Norman Wolmark, MD
Identifying patients with ductal carcinoma in situ (DCIS) who are more likely to develop invasive breast cancer remains a challenge, despite decades of research and the development of stratification methods to predict progression and recurrence, experts say. Two major areas of study are the appropriate use of active surveillance and the use of biomarkers observed in the DCIS microenvironment to determine risk.
Most patients with DCIS are treated with surgery, often combined with radiation and hormone therapy. This results in some patients being treated for low-grade precancerous lesions that probably would not develop into invasive cancers.1
At the same time, longterm follow-up of women with minimally treated DCIS showed that invasive cancers and distant metastases are significant concerns, and management of the condition remains controversial.2
Norman Wolmark, MD, chairman of the National Surgical Adjuvant Breast and Bowel Project (NSABP), laments that DCIS risk is often categorized somewhat arbitrarily. Favorable-risk patients are variously defined by characteristics such as a favorable pattern of microcalcifications, low nuclear grade, estrogen receptor (ER) positivity, and mature age, he said. High-risk patients are said to be ER negative, HER2 positive, of high nuclear grade, and/or younger and to require aggressive treatment.
Wolmark, who discussed DCIS during a presentation at the 36th Annual
Miami Breast Conference®
(MBCC), Friday, said in his conference abstract that the debate over the treatment of DCIS has been “driven largely by social media, the nonmedical press, and big data mining.” “A conspicuous absence from this perturbing dilemma is data from well-conducted, randomized, prospective clinical trials, “ he said.
Some clarity on grading may eventually be provided by 3 noninferiority trials that are comparing standard therapy with watchful waiting, also known as active surveillance, Wolmark said.
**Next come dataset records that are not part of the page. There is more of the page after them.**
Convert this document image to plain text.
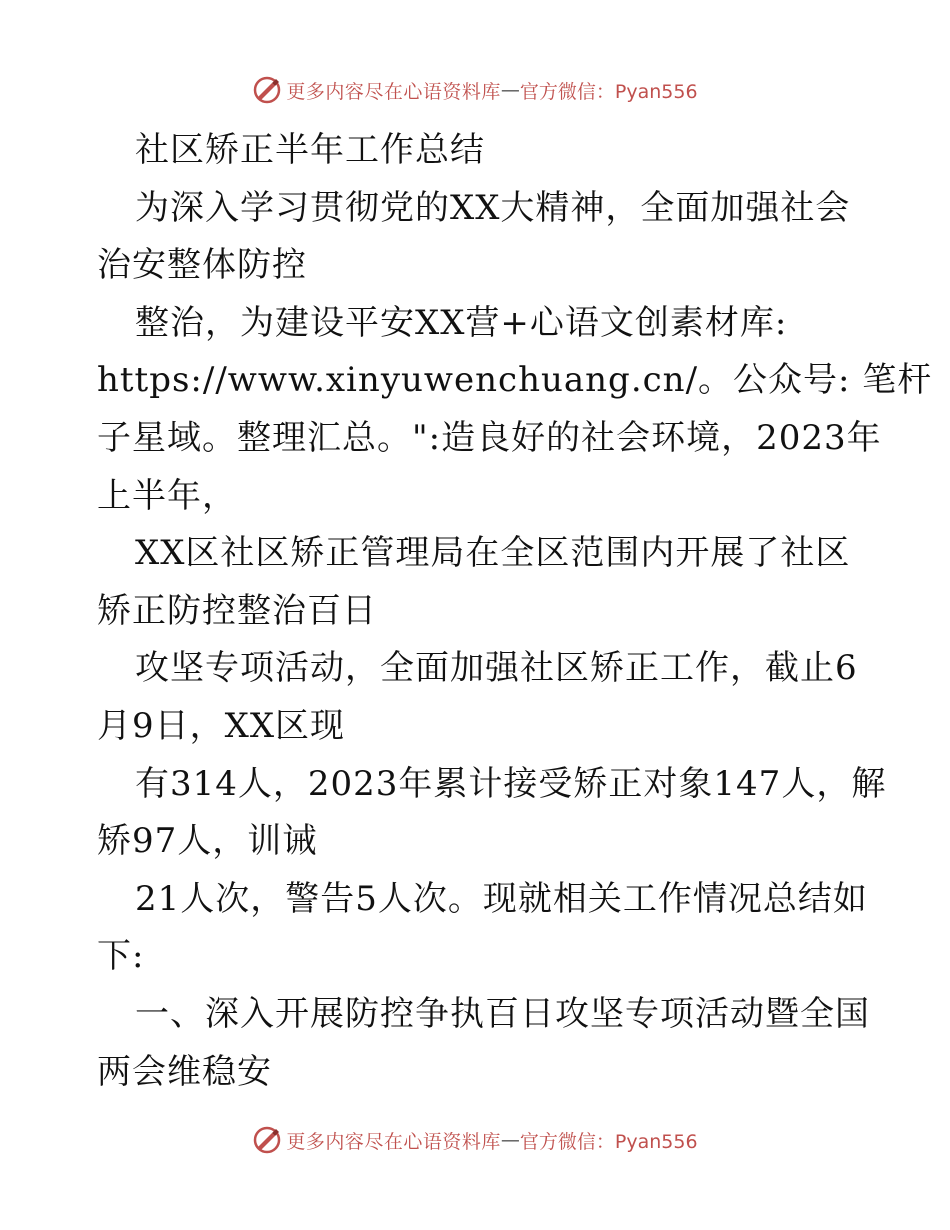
更多内容尽在心语资料库 — 官方微信：Pyan556
社区矫正半年工作总结
为深入学习贯彻党的XX大精神，全面加强社会
治安整体防控
整治，为建设平安XX营+心语文创素材库:
https://www.xinyuwenchuang.cn/。公众号: 笔杆
子星域。整理汇总。":造良好的社会环境，2023年
上半年，
XX区社区矫正管理局在全区范围内开展了社区
矫正防控整治百日
攻坚专项活动，全面加强社区矫正工作，截止6
月9日，XX区现
有314人，2023年累计接受矫正对象147人，解
矫97人，训诫
21人次，警告5人次。现就相关工作情况总结如
下:
一、深入开展防控争执百日攻坚专项活动暨全国
两会维稳安
更多内容尽在心语资料库 — 官方微信：Pyan556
Each aims to ultimately include about 900 patients. The oldest is the phase III randomized LORIS trial launched in 2014 by Cancer Research UK.3
Women aged 46 years and older who recently received a diagnosis of DCIS not classified as high grade are assigned to surgery or active monitoring with annual mammograms. Recruitment is scheduled to end in March 2020.
The COMET trial, funded by the Patient- Centered Outcomes Research Institute, opened its first study site in June 2017.4,5
It is enrolling women aged 40 and older with low-risk DCIS and randomizing them to surgery with or without radiation and endocrine therapy or active surveillance with an option for endocrine therapy. The primary outcome measure is new diagnoses of ipsilateral invasive breast cancer after 2 years, with completion planned for 2023. The similar LORD trial, sponsored by the European Organisation for Research and Treatment of Cancer, sets its endpoint further out, to 10 years.6
Accrual began in 2017, and the trial’s estimated completion date is December 2029.
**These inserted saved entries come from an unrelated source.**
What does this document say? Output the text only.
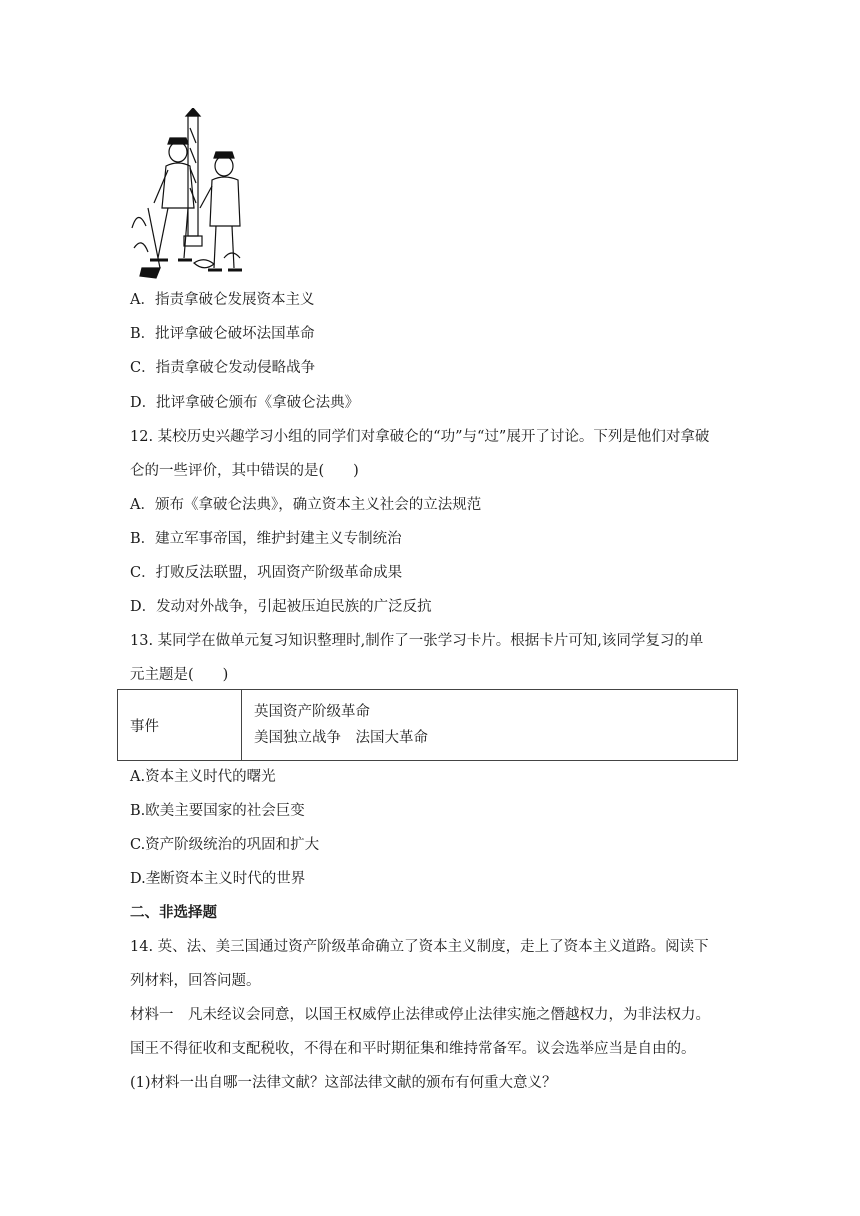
A．指责拿破仑发展资本主义
B．批评拿破仑破坏法国革命
C．指责拿破仑发动侵略战争
D．批评拿破仑颁布《拿破仑法典》
12. 某校历史兴趣学习小组的同学们对拿破仑的“功”与“过”展开了讨论。下列是他们对拿破
仑的一些评价，其中错误的是(　　)
A．颁布《拿破仑法典》，确立资本主义社会的立法规范
B．建立军事帝国，维护封建主义专制统治
C．打败反法联盟，巩固资产阶级革命成果
D．发动对外战争，引起被压迫民族的广泛反抗
13. 某同学在做单元复习知识整理时,制作了一张学习卡片。根据卡片可知,该同学复习的单
元主题是(　　)
事件	
英国资产阶级革命
美国独立战争　法国大革命
A.资本主义时代的曙光
B.欧美主要国家的社会巨变
C.资产阶级统治的巩固和扩大
D.垄断资本主义时代的世界
二、非选择题
14. 英、法、美三国通过资产阶级革命确立了资本主义制度，走上了资本主义道路。阅读下
列材料，回答问题。
材料一　凡未经议会同意，以国王权威停止法律或停止法律实施之僭越权力，为非法权力。
国王不得征收和支配税收，不得在和平时期征集和维持常备军。议会选举应当是自由的。
(1)材料一出自哪一法律文献？这部法律文献的颁布有何重大意义？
Wolmark, who helped develop the Oncotype DX and Oncotype DX DCIS risk of recurrence assays, said he would have liked to see these data-collection efforts integrate genetic testing, as well. “The major weakness of these 3 trials is that risk is defined based on subjective morphologic interpretations of histologic characteristics and patient age,” he said in his abstract. “The lessons learned from applying genomic algorithms to define risk in invasive breast cancer have not been applied to DCIS. The failure to utilize the DCIS recurrence score [RS] genomic algorithm to define risk is an opportunity lost.”
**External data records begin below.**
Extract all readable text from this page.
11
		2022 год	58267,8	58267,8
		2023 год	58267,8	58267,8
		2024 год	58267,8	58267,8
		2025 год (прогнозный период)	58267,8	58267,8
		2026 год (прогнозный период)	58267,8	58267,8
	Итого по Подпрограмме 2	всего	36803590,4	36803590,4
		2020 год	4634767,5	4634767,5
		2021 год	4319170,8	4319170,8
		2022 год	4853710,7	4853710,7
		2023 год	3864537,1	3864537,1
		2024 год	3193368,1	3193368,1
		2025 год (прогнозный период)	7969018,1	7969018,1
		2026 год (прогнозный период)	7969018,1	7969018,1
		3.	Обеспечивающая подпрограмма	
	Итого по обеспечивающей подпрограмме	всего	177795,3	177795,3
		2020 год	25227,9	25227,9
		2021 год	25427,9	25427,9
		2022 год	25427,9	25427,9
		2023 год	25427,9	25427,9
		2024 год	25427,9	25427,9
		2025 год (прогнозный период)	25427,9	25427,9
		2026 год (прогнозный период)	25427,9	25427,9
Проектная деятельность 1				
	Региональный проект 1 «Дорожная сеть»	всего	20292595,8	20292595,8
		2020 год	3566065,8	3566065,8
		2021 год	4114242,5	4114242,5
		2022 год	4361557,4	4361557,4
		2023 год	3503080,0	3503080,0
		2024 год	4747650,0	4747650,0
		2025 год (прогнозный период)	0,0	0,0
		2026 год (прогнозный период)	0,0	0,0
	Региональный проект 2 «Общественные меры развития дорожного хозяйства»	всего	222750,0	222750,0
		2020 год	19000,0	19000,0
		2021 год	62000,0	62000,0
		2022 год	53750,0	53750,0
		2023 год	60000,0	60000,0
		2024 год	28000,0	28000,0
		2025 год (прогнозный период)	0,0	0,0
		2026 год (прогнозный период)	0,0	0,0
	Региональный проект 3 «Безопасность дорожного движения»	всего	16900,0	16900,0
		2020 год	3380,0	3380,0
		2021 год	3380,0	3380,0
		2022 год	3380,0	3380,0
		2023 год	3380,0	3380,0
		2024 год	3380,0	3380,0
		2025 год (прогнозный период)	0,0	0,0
He also pointed to NSABP B-43, a study comparing breast-conserving surgery, radiation therapy, and 2 infusions of trastuzumab (Herceptin) with breast-conserving surgery and radiation only for HER2-positive DCIS.7
The study, which has recruited more than 2000 patients, will also provide an estimate of risk for HER2-positive disease, he said.
Biology of DCIS
The utility of the Oncotype DX DCIS test to predict the risk of recurrence in women diagnosed with DCIS and treated only with lumpectomy has been repeatedly confirmed.8
Yet Stuart J. Schnitt, MD, chief of Breast Oncologic Pathology at Dana-Farber/ Brigham and Women’s Cancer Center in Boston, Massachusetts, said the test has had much less uptake than the Oncotype DX assay for invasive breast cancer. The DCIS test would be more useful if it also looked at biomarkers in the tissues surrounding the cancer, he said.